マクドナルド(MCD)2021年第1四半期決算(2021/5)

はじめに

先月2021年4月29日には自分が所有しているマクドナルド(MCD)の2021年第1四半期決算発表があった。確認するのが遅れてしまったが、決算後の株価も含めて以下にその結果・内容を整理しておくことにする。


マクドナルド2021年第1四半期決算概要

以下の情報はマクドナルドの企業サイトより引用・抜粋。

  • 2021年第1四半期の総売上高(Total Revenues)は51億2460万ドルで、前年同期比9%増加
  • 2021年第1四半期の純利益(Net Income)は15億3720万ドルで、前年同期比39%増加
  • 2021年第1四半期の希薄化後1株当たり利益(Earnings per share-Diluted)は2.05ドルで、前年同期比39%増加。Non-GAAPベースでは1.92ドルで、前年同期比31%増加

2021年第1四半期の既存店売上は以下の通り。

今四半期の米国既存店売上は前年比13.6%増。世界全体で見ても7.5%増。これは前年同期(1~3月、特に3月)がCOVID-19の影響が出始めた時期であるためだろう。

逆に考えると2021年1~3月期が、一部の国を除いてコロナ禍が続いていたにも関わらず売上高が増えているのかが疑問。決算資料をよく見てみると、

  • Quarterly comparable sales results were positive across all segments as we began to lap the significant impact of COVID-19 on our global results beginning in March 2020.
    四半期ごとの比較可能な売上高の結果は、2020年3月以降COVID-19が世界の業績に大きな影響を及ぼし始めたため、(今四半期は)すべてのセグメントでプラスでした。

としている一方で、

  • Guest counts remained negative for all segments.
    ゲスト数はすべてのセグメントでマイナスのままでした。

とのこと。ゲスト数がすべてのセグメントでマイナスのままにもかかわらず売上高が前年比プラスだったのは、メニューやマーケティング、配送サービス、デジタルプラットフォームの提供などにより客単価が向上した事が要因らしい。ただやはりドイツとフランスでの売上高は大幅にマイナス(significantly negative)になっているとも述べている。

ここで言うデジタルプラットフォームとは、世界6市場で導入されているマクドナルドのデジタルアプリのことでアクティブユーザー数は4000万人。
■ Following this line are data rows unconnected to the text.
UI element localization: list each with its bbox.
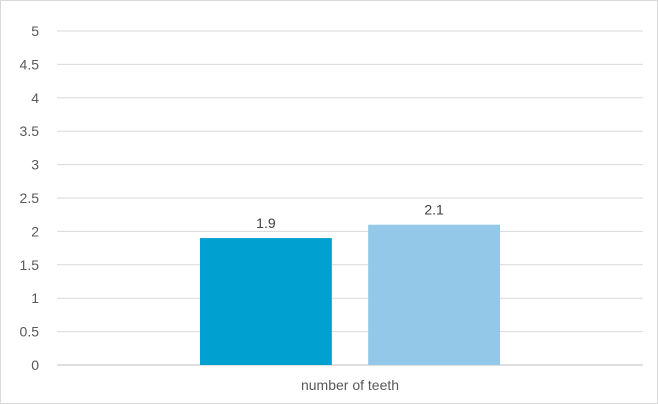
y-tick-label: 1.5 <box>20 257 40 273</box>
bar-1 <box>199 238 332 365</box>
y-tick-label: 1 <box>31 290 39 306</box>
y-tick-label: 0.5 <box>20 324 40 340</box>
y-tick-label: 2 <box>31 223 39 239</box>
bar-2 <box>368 224 501 365</box>
y-tick-label: 0 <box>31 357 39 373</box>
labels: 0 0.5 1 1.5 2 2.5 3 3.5 4 4.5 5 1.9 2.1 number of tee… <box>20 23 445 393</box>
data-label-2: 2.1 <box>424 202 444 218</box>
bars <box>199 224 501 365</box>
x-category-label: number of teeth <box>301 377 399 393</box>
y-tick-label: 5 <box>31 23 39 39</box>
y-tick-label: 2.5 <box>20 190 40 206</box>
y-tick-label: 3 <box>31 157 39 173</box>
y-tick-label: 4.5 <box>20 56 40 72</box>
y-tick-label: 4 <box>31 90 39 106</box>
y-tick-label: 3.5 <box>20 123 40 139</box>
data-label-1: 1.9 <box>256 215 276 231</box>
gridlines <box>57 30 643 333</box>
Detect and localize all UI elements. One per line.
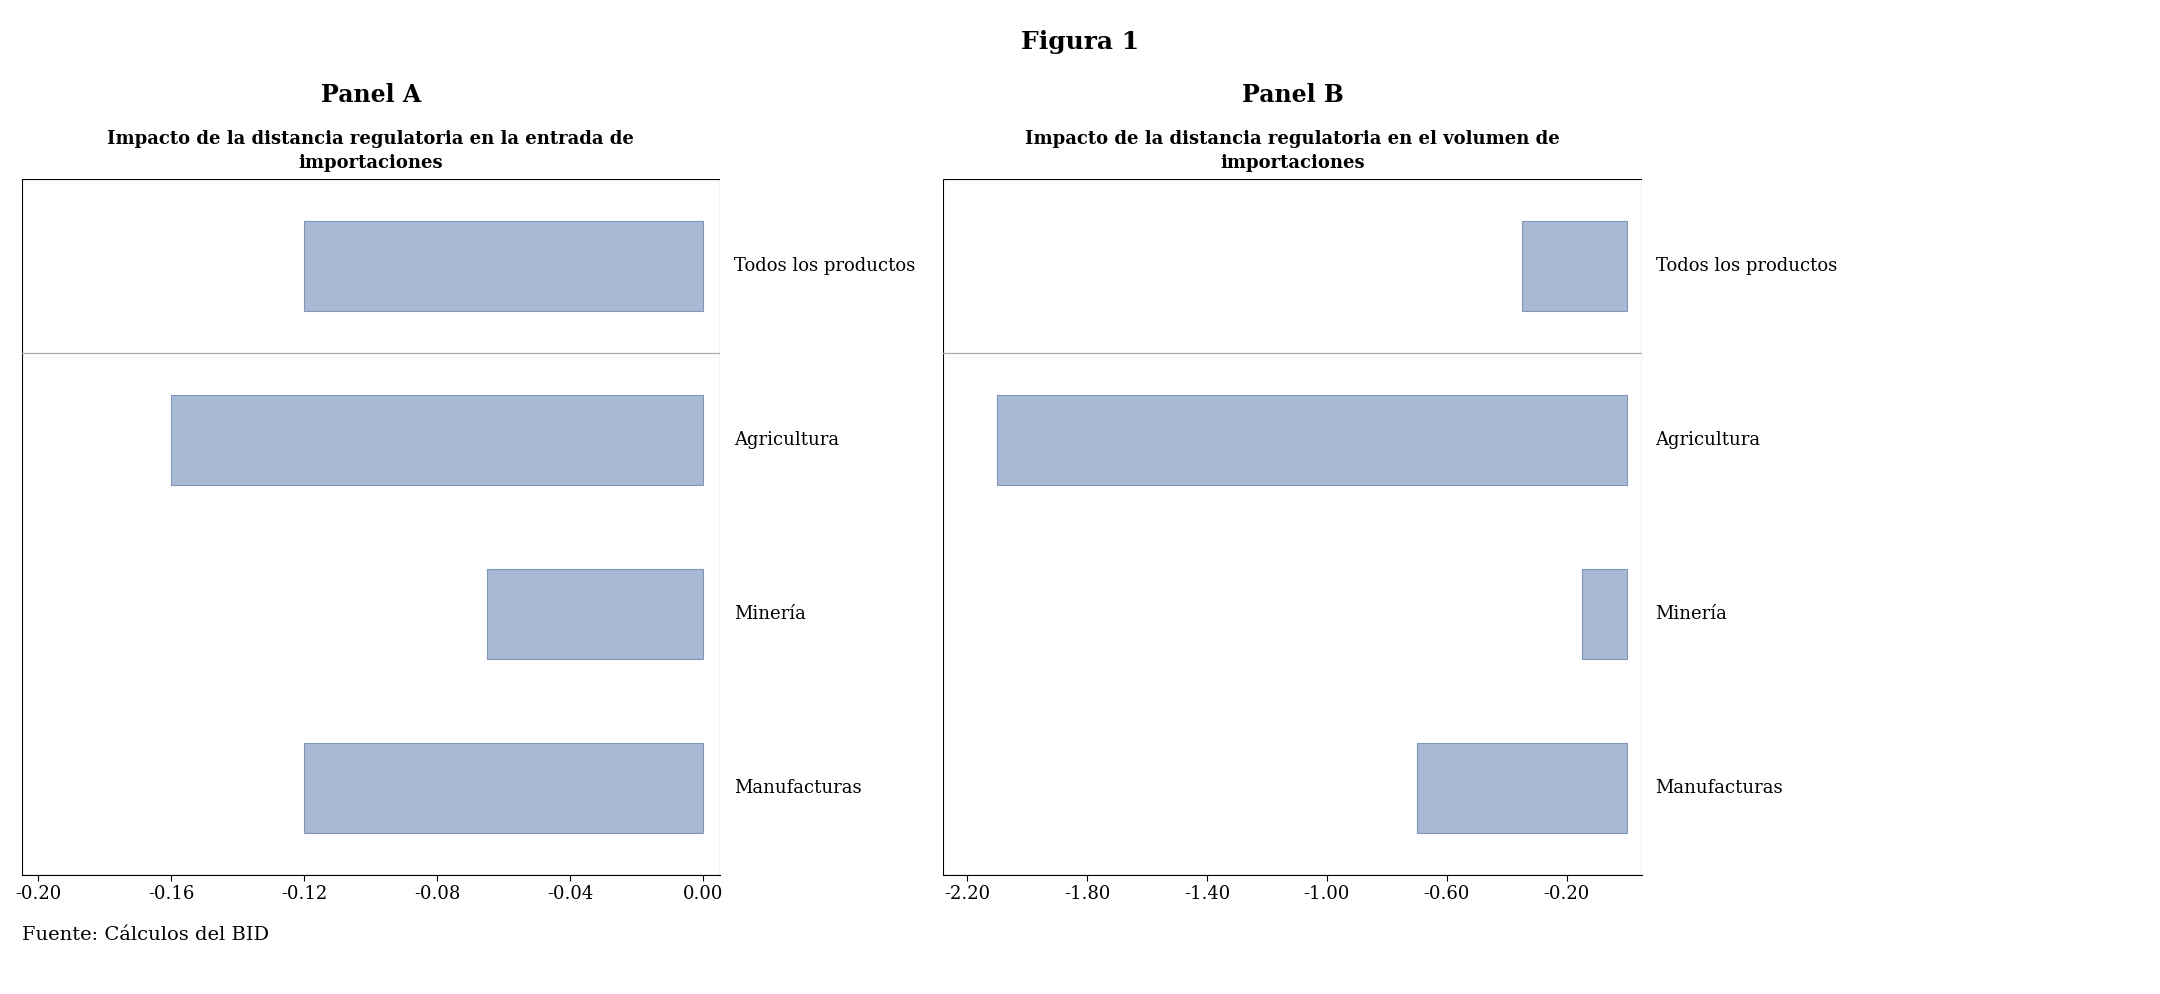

うち米国のユーザーが約半数を占めている。

気になるのは今後の見通しだが以下の様になっている。

この中で前回決算時と大きく異なっているのは、

2021 Systemwide sales growth(レストランを含む売上成長率):

前回はlow double-digits(2桁台前半)だったのをmid-teens(10%半ば)に引き上げている

点だろうか。


市場予測との比較

今回の主な決算内容と市場予想とを比べてみると、

  • 2021年第1四半期の総売上高(Total Revenues)は51億2460万ドル、市場予想の50億3000万ドルを上回っている
  • 2021年第1四半期のNon-GAAPベース希薄化後1株当たり利益(Earnings per share-Diluted)は1.92ドル、市場予想の1.81ドルを上回っている
  • 2021年第1四半期の米国の既存店売上高は13.6%増、市場予想の9.25%増を上回っている
  • 2021年第1四半期の世界の既存店売上高は7.5%増、市場予想の4.7%増を上回っている

となっている。


まとめ

上記の様な決算内容を受けてマクドナルドの株価は

1.2%の上昇。同日のダウ工業平均が0.71%、S&P 500が0.68%、NASDAQが0.22%いずれも上昇しているが一応それらを上回っている。ただ決算内容や市場予想との比較からするともう少し上昇幅が大きくても良かったような気がする。

世界全体で見るとCOVID-19がまだ完全には治まっているとは言い難い点が、マクドナルド株の上昇幅を抑えたのではないかと思う。

COVID以前を含めた過去2年のマクドナルドの株価を見てみると、

2020年11月以降の上昇ペースはS&P 500には劣るものの、現在はコロナ前の最高値を更新し、3月半ばからは上昇傾向も続いているので、COVIDの状況に大きな変化が無ければ株価は堅調に推移しそうな気がする。

これでマクドナルドの配当率が高ければ言うことは無いのだが、現在税引前配当率は2%強に留まっている。昨日のモンデリーズ・インターナショナル(MDLZ)のまとめでも思ったが、自分が良さそうかと思う株は配当率が低い事が多いかもしれない。配当で還元するのではなく、業績・株価上昇にキャッシュを使っているのだから当たり前か。

株価、配当、安定性にバランスの取れた銘柄はなかなか無いものだ。まあそんな銘柄があれば誰も株を購入するのに苦労はしないものなあ。